J’écris par obéissance. Mais je sens mon cœur se rompre à cause de l’effort que ça me demande. Quoi qu’il en soit, vive l’obéissance, vive la Volonté de Dieu !

J’écris, mais je tremble et ne sais pas moi-même ce que je dis. L’obéissance veut que j’écrive quelque chose sur

  • la manière dont je me prépare à la communion et
  • comment je fais mon action de grâce.

Je ne peux rien dire sur ce sujet. Parce que, voyant que je ne suis bonne à rien, mon doux Jésus fait tout Lui-même. Il prépare mon âme et m’indique les remerciements à faire, et moi je Le suis. Les chemins de Jésus sont toujours immenses. Et moi, avec Lui, je me sens immense comme si je savais faire quelque chose.

Après, quand Jésus se retire, je suis toujours la fille stupide, la petite ignorante, la petite ’cattiva’ (mauvaise).
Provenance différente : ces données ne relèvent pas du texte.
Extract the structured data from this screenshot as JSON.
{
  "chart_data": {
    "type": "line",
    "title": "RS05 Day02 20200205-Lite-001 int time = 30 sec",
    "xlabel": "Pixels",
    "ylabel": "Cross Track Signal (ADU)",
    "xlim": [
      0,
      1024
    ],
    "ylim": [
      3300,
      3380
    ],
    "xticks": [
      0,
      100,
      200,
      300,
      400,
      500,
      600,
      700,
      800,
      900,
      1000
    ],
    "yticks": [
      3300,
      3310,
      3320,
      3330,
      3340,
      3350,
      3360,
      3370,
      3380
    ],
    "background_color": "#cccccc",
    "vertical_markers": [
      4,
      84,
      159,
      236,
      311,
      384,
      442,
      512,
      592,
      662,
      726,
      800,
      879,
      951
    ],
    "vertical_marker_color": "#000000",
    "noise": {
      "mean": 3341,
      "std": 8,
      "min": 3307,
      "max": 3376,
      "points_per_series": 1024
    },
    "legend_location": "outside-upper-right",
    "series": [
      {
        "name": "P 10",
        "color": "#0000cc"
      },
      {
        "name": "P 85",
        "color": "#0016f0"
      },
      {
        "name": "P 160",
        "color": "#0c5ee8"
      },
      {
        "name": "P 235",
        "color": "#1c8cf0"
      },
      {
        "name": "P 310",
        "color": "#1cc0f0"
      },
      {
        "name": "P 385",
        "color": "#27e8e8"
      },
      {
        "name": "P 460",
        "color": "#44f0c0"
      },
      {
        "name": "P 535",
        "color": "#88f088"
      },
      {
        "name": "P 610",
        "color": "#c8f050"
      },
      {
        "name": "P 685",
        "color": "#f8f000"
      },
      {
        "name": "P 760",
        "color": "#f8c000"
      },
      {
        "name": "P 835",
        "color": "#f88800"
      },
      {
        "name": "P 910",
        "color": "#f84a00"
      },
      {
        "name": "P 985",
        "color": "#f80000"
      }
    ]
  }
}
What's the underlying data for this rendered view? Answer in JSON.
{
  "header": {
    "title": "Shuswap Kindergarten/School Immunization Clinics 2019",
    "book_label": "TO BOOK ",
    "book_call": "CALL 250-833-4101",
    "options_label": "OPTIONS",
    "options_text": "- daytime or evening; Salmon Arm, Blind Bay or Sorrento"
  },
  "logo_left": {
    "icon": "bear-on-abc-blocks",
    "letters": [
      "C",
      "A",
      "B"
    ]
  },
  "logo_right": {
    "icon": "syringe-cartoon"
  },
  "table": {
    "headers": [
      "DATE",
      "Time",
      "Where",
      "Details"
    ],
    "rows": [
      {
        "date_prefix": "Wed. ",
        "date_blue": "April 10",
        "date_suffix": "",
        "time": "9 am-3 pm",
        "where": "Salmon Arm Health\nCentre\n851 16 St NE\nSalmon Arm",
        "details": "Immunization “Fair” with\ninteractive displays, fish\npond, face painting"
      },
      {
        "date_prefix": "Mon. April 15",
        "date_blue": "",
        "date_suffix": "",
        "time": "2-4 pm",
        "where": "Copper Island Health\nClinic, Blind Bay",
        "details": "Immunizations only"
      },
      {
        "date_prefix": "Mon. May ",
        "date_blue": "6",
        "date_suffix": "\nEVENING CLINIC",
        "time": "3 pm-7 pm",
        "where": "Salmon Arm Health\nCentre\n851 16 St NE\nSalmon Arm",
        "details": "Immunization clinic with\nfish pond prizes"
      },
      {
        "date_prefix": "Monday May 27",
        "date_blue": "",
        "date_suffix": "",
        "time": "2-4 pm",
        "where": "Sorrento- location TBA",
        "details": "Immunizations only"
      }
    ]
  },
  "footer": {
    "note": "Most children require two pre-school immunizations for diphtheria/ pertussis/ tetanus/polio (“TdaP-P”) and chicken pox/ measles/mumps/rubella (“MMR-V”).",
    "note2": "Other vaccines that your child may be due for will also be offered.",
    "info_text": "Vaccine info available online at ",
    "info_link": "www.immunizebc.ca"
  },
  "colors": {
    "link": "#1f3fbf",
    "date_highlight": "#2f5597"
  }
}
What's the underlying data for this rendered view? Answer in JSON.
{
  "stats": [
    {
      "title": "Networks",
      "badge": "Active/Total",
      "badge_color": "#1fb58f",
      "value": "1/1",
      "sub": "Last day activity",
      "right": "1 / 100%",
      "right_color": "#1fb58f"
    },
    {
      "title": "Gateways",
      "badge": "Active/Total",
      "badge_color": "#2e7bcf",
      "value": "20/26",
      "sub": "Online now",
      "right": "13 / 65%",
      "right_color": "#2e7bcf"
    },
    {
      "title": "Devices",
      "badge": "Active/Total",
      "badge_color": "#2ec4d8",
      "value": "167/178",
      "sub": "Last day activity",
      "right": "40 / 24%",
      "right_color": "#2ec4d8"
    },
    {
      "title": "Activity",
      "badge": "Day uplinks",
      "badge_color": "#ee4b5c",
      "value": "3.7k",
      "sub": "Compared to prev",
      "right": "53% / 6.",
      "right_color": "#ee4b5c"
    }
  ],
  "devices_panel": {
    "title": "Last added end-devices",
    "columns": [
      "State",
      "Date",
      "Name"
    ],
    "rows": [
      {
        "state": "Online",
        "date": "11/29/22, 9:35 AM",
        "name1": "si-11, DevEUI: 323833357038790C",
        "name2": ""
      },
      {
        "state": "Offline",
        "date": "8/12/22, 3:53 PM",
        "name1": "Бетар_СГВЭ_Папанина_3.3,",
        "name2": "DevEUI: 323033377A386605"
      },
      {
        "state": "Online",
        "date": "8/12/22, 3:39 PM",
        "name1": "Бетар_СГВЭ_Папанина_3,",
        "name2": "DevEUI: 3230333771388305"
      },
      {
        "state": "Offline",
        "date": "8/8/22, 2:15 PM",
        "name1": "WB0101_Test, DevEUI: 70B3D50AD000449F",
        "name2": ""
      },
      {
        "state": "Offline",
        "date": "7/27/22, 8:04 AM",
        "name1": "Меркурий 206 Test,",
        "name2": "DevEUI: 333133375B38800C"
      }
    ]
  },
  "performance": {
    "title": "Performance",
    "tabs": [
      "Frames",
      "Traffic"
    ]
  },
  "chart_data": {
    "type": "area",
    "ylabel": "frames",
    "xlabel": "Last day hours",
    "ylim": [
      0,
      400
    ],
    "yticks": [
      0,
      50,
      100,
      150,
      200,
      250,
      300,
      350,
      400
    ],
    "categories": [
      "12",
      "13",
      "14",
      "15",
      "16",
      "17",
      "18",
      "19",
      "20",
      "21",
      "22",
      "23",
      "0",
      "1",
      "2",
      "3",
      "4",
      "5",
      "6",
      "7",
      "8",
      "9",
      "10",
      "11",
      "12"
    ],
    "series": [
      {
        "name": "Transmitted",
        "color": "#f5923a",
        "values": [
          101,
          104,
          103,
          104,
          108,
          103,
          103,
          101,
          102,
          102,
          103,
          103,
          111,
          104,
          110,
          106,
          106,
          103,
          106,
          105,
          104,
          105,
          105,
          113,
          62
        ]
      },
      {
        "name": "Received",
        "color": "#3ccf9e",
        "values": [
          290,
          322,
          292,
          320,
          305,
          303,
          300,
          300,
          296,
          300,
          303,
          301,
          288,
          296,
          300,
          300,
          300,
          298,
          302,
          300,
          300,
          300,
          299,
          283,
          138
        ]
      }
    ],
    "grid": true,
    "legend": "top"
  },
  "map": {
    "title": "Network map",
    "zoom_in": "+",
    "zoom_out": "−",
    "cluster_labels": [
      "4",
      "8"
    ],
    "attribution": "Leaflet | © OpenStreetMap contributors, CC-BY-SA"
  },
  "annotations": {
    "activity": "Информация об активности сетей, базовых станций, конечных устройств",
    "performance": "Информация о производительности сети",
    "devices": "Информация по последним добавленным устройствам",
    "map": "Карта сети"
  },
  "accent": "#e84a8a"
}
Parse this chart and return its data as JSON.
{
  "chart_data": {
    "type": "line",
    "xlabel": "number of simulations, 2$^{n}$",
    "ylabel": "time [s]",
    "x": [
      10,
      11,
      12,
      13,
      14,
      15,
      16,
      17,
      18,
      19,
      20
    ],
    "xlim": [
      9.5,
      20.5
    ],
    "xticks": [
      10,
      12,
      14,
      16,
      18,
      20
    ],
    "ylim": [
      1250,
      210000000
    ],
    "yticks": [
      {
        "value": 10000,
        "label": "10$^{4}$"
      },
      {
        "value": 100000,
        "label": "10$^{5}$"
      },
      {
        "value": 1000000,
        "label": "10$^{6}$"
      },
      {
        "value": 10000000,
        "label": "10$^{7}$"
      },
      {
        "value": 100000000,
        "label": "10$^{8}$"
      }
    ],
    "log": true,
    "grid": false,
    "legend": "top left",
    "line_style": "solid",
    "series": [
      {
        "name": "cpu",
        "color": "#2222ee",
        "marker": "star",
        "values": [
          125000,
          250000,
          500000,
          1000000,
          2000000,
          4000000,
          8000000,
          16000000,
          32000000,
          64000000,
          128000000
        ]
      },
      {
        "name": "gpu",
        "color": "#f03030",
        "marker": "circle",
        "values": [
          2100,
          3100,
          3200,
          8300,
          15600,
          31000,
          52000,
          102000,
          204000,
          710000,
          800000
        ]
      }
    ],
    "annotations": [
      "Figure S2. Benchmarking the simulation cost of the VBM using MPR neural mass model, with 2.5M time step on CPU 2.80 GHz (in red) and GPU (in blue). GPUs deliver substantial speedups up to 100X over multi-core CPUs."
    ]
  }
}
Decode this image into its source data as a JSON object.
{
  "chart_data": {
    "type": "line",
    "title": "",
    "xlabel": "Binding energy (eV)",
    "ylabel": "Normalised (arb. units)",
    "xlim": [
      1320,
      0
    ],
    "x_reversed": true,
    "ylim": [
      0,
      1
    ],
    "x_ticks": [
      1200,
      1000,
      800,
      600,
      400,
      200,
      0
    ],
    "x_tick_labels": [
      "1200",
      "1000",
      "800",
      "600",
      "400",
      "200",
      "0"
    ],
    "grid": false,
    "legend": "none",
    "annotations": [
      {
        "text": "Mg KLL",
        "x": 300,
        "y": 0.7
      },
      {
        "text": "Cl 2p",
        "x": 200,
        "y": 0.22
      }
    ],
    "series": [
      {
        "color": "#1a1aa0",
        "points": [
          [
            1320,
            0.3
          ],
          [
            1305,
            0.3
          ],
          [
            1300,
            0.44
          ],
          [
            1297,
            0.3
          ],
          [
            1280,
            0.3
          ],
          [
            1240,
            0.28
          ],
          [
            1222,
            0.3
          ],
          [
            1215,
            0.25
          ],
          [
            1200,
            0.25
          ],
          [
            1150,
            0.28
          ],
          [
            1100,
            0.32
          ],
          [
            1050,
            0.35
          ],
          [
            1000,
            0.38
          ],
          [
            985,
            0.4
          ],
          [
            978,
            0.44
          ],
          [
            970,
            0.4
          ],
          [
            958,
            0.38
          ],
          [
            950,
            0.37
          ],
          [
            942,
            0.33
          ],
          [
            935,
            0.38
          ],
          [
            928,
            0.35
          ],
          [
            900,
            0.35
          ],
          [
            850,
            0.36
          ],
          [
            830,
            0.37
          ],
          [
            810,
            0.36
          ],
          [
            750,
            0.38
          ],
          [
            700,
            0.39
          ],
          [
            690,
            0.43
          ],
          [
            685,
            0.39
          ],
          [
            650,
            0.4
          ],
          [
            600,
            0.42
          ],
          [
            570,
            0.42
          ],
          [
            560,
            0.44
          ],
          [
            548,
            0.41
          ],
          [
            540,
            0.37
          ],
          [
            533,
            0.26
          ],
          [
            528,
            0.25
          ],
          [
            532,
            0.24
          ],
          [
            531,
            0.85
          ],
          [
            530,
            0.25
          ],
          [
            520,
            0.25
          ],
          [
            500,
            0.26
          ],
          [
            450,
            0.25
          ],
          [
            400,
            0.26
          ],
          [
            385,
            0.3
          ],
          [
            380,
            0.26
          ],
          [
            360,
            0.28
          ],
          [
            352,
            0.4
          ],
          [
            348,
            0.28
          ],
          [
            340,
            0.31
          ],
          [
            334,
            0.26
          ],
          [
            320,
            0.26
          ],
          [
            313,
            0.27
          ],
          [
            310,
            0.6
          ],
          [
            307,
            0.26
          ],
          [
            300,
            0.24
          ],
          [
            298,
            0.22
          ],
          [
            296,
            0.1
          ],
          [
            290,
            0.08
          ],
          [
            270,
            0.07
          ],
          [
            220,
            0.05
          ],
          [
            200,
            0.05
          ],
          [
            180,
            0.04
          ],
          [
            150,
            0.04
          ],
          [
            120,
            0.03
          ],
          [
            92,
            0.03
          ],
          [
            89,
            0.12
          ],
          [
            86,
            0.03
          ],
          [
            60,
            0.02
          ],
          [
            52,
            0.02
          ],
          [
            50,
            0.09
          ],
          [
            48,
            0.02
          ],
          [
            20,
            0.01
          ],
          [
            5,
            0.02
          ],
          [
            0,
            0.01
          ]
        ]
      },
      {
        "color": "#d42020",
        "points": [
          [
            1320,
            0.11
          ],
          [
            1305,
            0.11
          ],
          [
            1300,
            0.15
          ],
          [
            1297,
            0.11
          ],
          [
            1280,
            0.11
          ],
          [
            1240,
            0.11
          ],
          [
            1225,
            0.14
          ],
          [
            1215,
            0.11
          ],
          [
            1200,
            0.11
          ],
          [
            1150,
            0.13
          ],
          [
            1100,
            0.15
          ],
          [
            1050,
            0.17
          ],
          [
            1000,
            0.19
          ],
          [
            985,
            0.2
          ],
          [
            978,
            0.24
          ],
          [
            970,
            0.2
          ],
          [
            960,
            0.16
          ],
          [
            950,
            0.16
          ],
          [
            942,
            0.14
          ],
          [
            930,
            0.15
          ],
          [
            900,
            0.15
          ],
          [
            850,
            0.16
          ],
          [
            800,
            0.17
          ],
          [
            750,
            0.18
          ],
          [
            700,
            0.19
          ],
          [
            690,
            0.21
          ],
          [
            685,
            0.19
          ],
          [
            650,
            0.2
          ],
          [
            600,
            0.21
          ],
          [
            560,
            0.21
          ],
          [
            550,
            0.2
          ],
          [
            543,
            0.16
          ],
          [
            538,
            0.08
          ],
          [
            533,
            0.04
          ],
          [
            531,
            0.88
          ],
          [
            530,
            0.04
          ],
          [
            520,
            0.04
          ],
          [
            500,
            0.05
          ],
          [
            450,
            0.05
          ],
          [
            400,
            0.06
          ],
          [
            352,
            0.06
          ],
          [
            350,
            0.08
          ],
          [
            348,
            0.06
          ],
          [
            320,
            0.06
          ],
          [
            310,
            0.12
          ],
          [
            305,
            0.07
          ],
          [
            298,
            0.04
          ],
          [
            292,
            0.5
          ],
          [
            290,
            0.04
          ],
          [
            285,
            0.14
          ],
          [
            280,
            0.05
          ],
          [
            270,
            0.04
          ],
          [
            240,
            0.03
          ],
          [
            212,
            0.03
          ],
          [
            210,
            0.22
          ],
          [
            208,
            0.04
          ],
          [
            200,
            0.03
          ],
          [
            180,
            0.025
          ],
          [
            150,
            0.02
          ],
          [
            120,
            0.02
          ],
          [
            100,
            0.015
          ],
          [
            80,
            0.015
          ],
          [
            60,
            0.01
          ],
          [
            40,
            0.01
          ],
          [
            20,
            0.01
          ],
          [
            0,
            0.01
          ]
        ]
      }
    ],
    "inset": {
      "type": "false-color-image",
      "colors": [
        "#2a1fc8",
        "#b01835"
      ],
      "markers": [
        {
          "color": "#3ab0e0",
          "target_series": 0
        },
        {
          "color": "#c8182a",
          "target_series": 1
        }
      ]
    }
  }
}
Et c’est précisément pour cela que Jésus m’aime. Parce que je suis ignorante, que je ne suis rien et que je ne peux rien.

Sachant que je veux Le recevoir à tout prix, et afin de ne pas être déshonorée en venant en moi,

  • mais plutôt d’y recevoir les plus grands honneurs, Il prépare Lui-même ma pauvre âme.

Il me donne ses propres choses, ses mérites, ses vêtements, ses œuvres, ses désirs, en somme tout Lui-même. S’il le faut, Il me donne aussi ce qu’ont fait les saints, car tout est à Lui. S’il le faut, Il me donne même ce qu’a fait sa Très Sainte Mère.

Et moi aussi je dis à tous : « Jésus, fais-toi honneur en venant en moi. Maman, ma Reine, tous les saints et tous les anges, je suis tellement pauvre que tout ce vous avez, mettez-le dans mon cœur,

  • non pour moi, mais pour Jésus. » Et je sens que tout le Ciel coopère à me préparer.

Et après que Jésus est descendu en moi, j’ai le sentiment qu’il est tout à fait satisfait,

  • se voyant honoré par ses propres choses.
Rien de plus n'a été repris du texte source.